After the sordid Vijay Mallya affair, now comes the Nirav Modi fraud case. These two high profile ‘businessmen’ have between them looted public and private sectors banks of Rs 20,000 crore and fled to foreign shores.
While Mallya’s case is an example of ‘wilful default’, Modi’s case is that of a blatant ‘fraud’. Mallya has failed to pay up about Rs 9,000 crore borrowed by the now defunct Kingfisher Airlines from public and private sector banks, Modi has resorted to duping the public sector Punjab National Bank (PNB) through dubious transactions. The fact that Modi continued to con the PNB and the authorities for about seven years (since 2011) exposes the flaws in the banking system and the chinks in the regulatory framework.
It appears that Modi exploited the loopholes in the banking system as also the corruption among the banking staff to con the PNB. He utilised the global financial messaging service SWIFT to route the transactions instead of the core banking system to carry out his dubious operations. Thereby, he succeeded in keeping the top management of the PNB in the dark. Modi carried out his nefarious activities inconnivance with a corrupt PNB official at the branch, and the fraud came to light only after this official retired.

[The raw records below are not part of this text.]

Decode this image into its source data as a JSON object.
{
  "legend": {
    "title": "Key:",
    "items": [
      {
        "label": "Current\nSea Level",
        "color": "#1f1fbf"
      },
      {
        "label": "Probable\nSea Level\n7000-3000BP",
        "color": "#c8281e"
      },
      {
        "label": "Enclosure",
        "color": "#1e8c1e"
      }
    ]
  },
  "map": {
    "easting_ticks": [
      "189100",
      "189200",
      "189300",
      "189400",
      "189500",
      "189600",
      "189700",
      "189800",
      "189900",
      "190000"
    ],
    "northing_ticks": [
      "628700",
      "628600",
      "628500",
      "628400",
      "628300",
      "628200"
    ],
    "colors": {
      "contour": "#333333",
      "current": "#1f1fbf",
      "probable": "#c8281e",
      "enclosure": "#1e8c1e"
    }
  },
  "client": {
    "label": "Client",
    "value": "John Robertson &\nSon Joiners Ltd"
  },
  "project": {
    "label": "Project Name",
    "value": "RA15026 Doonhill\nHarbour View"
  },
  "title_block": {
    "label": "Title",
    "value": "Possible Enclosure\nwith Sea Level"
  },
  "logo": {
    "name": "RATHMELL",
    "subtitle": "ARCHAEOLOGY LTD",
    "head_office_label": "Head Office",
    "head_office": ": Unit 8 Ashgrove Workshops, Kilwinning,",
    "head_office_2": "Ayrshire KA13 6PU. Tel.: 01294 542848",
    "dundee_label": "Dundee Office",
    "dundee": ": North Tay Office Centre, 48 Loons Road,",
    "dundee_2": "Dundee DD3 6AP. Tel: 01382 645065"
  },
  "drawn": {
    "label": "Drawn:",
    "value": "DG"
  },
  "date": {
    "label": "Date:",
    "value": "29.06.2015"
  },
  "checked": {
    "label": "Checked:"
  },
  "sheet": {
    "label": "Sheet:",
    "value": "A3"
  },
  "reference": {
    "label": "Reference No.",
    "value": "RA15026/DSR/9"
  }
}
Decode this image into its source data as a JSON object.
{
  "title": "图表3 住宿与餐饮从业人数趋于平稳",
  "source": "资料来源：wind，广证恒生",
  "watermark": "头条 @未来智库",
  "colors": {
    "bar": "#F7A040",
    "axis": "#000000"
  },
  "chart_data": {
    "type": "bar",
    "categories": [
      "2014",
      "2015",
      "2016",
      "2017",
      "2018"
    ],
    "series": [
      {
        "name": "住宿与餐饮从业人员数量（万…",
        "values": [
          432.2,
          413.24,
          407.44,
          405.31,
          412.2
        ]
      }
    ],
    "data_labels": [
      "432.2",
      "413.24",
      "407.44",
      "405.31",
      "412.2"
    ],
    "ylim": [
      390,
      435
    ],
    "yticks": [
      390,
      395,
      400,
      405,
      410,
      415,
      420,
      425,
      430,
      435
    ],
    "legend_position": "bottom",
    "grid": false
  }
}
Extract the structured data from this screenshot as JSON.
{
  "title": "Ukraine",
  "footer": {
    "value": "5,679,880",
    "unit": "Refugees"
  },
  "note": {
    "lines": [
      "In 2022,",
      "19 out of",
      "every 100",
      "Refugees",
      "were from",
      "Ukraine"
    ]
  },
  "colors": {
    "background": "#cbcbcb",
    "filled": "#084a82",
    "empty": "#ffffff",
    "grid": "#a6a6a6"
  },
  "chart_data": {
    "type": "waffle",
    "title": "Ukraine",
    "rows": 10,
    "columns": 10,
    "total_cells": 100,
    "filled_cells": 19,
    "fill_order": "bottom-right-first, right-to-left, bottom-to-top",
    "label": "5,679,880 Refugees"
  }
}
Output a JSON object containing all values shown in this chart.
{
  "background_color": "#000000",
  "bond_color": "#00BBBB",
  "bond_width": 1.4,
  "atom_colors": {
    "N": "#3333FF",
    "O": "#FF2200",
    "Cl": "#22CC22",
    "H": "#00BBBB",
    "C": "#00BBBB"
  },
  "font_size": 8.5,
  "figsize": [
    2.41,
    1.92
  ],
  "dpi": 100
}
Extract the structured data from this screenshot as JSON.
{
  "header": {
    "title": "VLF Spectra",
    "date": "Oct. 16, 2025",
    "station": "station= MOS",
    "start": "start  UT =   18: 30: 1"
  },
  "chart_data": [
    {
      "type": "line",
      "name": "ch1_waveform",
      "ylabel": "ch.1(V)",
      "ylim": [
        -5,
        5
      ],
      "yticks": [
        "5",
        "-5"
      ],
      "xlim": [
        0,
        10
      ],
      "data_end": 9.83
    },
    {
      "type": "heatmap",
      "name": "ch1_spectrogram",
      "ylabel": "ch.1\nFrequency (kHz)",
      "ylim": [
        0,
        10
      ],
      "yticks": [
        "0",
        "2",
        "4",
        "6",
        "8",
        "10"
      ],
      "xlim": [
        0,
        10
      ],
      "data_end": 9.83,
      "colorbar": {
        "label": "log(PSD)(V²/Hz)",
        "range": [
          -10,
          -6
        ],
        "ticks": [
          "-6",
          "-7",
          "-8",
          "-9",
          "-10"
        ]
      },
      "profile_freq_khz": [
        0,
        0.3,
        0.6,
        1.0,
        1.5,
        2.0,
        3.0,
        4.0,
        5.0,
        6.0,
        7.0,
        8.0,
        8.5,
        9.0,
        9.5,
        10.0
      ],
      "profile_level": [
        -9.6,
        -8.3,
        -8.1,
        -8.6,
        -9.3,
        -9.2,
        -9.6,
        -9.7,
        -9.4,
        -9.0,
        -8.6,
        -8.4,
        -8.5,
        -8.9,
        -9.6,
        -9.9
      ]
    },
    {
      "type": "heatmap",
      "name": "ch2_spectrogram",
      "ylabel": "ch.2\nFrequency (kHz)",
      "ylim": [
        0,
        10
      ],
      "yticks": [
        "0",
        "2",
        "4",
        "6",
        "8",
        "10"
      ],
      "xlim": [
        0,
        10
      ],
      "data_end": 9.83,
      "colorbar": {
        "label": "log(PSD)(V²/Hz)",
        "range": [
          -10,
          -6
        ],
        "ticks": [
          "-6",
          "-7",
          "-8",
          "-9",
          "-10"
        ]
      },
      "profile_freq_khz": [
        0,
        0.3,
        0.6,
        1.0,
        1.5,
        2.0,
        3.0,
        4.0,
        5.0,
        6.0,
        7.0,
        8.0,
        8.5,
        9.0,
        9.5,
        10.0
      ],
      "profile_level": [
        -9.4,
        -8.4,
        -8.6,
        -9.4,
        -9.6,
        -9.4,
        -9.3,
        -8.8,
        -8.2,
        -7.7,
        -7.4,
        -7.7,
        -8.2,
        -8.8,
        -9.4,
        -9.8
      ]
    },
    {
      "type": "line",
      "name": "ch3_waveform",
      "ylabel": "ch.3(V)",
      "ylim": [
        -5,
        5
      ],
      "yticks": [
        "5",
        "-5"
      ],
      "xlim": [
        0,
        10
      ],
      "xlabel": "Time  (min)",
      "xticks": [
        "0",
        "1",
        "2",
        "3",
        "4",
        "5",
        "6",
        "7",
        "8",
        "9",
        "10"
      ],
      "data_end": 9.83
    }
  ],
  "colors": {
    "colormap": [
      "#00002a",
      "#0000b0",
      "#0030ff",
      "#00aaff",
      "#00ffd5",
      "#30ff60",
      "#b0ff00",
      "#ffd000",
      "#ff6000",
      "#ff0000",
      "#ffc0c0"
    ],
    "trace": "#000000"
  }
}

The fact that the banking system can be so circumvented by an official at a branch office that a fraud building up to a massive amount of Rs 11,000 crore goes undetected for as many as seven years by the bank’s management really beats incredulity. But this has actually happened, and it indicates that there is something wrong with the banking system in India. This is a systemic failure and the blame must not only lie squarely on the shoulders of the management of the banks involved, but also with the banking regulator Reserve Bank of India. Such scams only call for a more stringent regulatory regime and the establishment of a rigorous monitoring framework.
One really shudders to think how many more Mallyas and Modis are lurking in the dark and whether they be exposed and brought to justice. When one considers how these conmen are allowed to scoot away with their loot, the picture looks gloomy. The government and the regulator will probably wake up only when the fraudsters bring down the entire banking system.